The USJ violated Iowa law when it instituted this action and terminated the CRJ's license to use the trademark "Jaycees" solely because the CRJ admitted women as Individual Members. Acts of invidious discrimination in the distribution of publicly available services and other advantages cause unique evils that government has a compelling interest to prevent. Roberts v. United States Jaycees, ___ U.S. ___, ___, 104 S. Ct. 3244, 3255, 82 L. Ed. 2d 462, 478 (1984). When a terminated licensee shows that illegal discrimination was underlying the termination of the trademark license, it would be inequitable to grant injunctive relief.

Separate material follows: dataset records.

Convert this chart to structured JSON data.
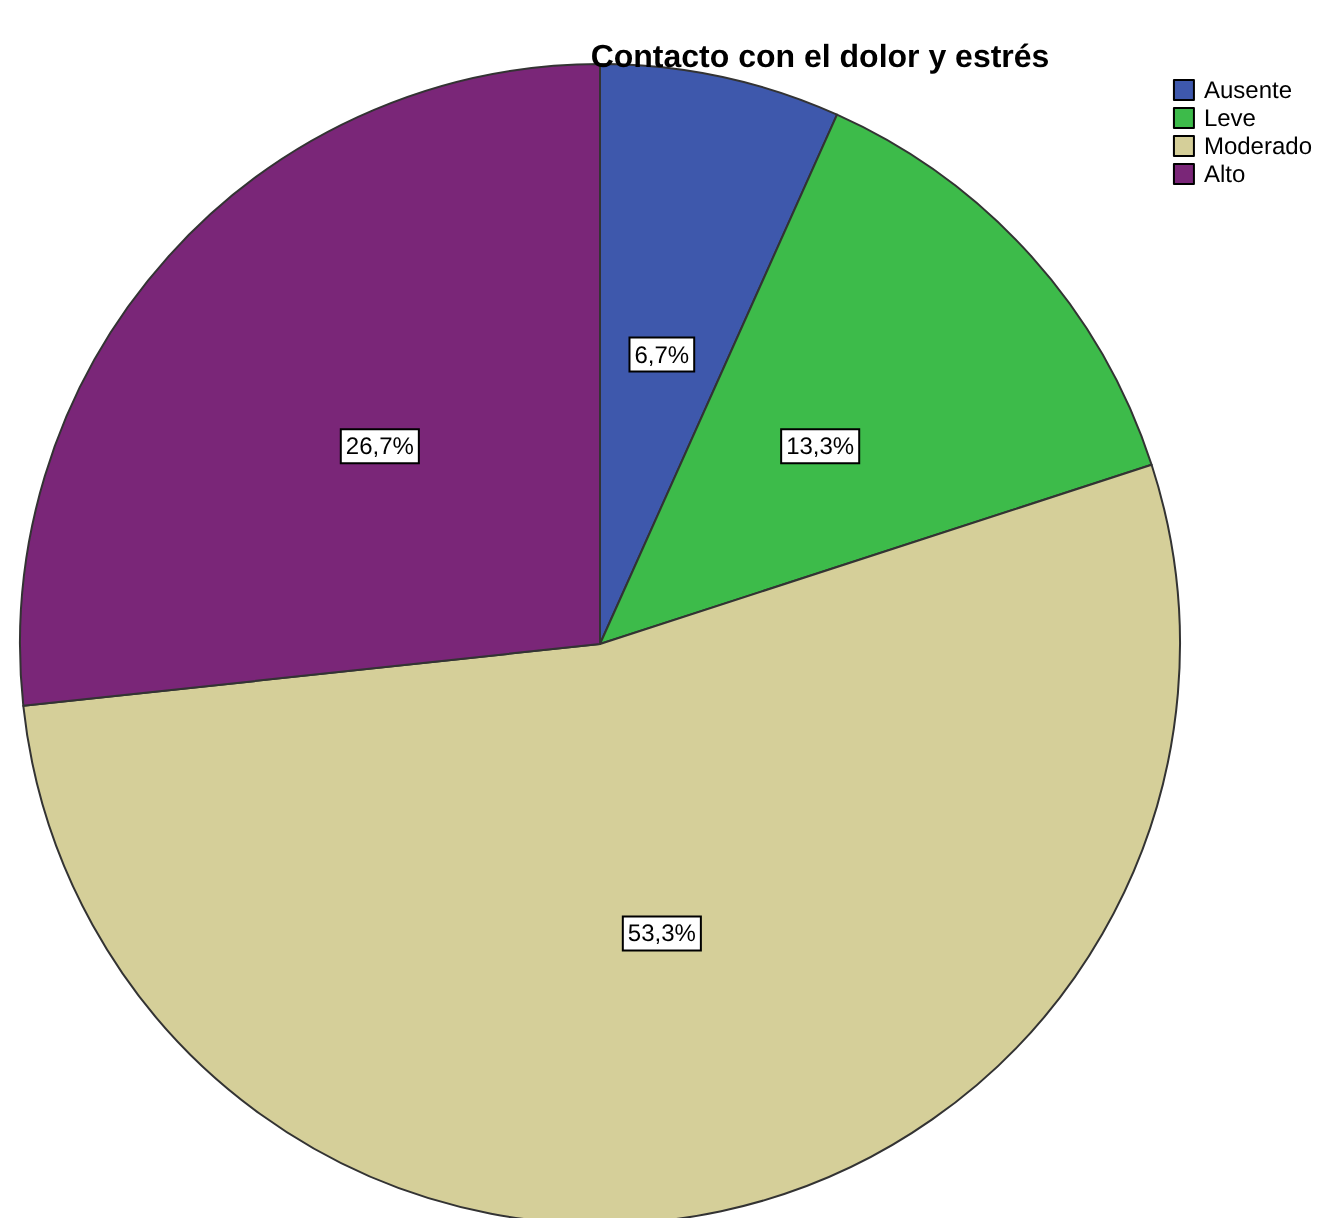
{
  "chart_data": {
    "type": "pie",
    "title": "Contacto con el dolor y estrés",
    "categories": [
      "Ausente",
      "Leve",
      "Moderado",
      "Alto"
    ],
    "values": [
      6.7,
      13.3,
      53.3,
      26.7
    ],
    "colors": [
      "#3e58ac",
      "#3dbb4a",
      "#d5cf99",
      "#7a2678"
    ],
    "value_labels": [
      "6,7%",
      "13,3%",
      "53,3%",
      "26,7%"
    ],
    "legend": "top right"
  }
}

The USJ now admits women as Individual Members and the CRJ is no longer violating the USJ By-laws. Even though the USJ revoked the CRJ's trademark license, the CRJ continues to be a Local Organization Member of the USJ and the USJ has approved awarding its highest awards to members of the CRJ. The CRJ's use of the mark "Jaycees" is not likely to cause public confusion since the CRJ remains a member of the USJ. The public interest in preventing trademark infringement and in preventing market confusion is outweighed in this case by the government interest in preventing invidious discrimination. Therefore, the court will grant summary judgment for defendant on plaintiff's complaint.
Jurisdiction Over Counterclaims
Defendant CRJ's counterclaims allege claims of illegal discrimination under the public accommodation laws in Chapter 601A of the Iowa Code and Chapter 69 of the Cedar Rapids Municipal Code. Section 601 A. 16 provides that a person claiming to be aggrieved by a discriminatory practice must initially seek administrative relief by filing a timely complaint with the Iowa Civil Rights Commission. Iowa Code § 601 A. 16 (1981). A complainant may subsequently commence an action for relief in the district court if the complaint was timely filed and has been on file with the commission for at least 120 days and the commission has issued a release to the complainant. Iowa Code § 601A.16(1) (1981). A release shall not be issued if the Iowa Civil Rights Commission has served notice of hearing upon the respondent. Iowa Code § 601A.16(2) (1981). Defendant has not received a release to sue from the commission because the commission issued a notice of hearing. In addition, because defendant filed its complaint with the Iowa Civil Rights Commission, it is prohibited from proceeding under Chapter 69 of the Cedar Rapids Municipal Code. Iowa Code § 601 A. 19 (1981).
Since defendant has failed to exhaust its administrative remedies, the court lacks jurisdiction over defendant's counterclaims. See Burlington Northern, Inc. v. Chicago and Northwestern Transportation Co., 649 F.2d 556, 558-59 (8th Cir.1981). Therefore, defendant's counterclaims will be dismissed without prejudice. See McCarney v. Ford Motor Co., 657 F.2d 230, 234 (8th Cir.1981).
It is therefore
1. Motion to certify question denied.
2. Summary judgment granted for defendant on plaintiff's complaint.
3. Defendant's counterclaims dismissed without prejudice.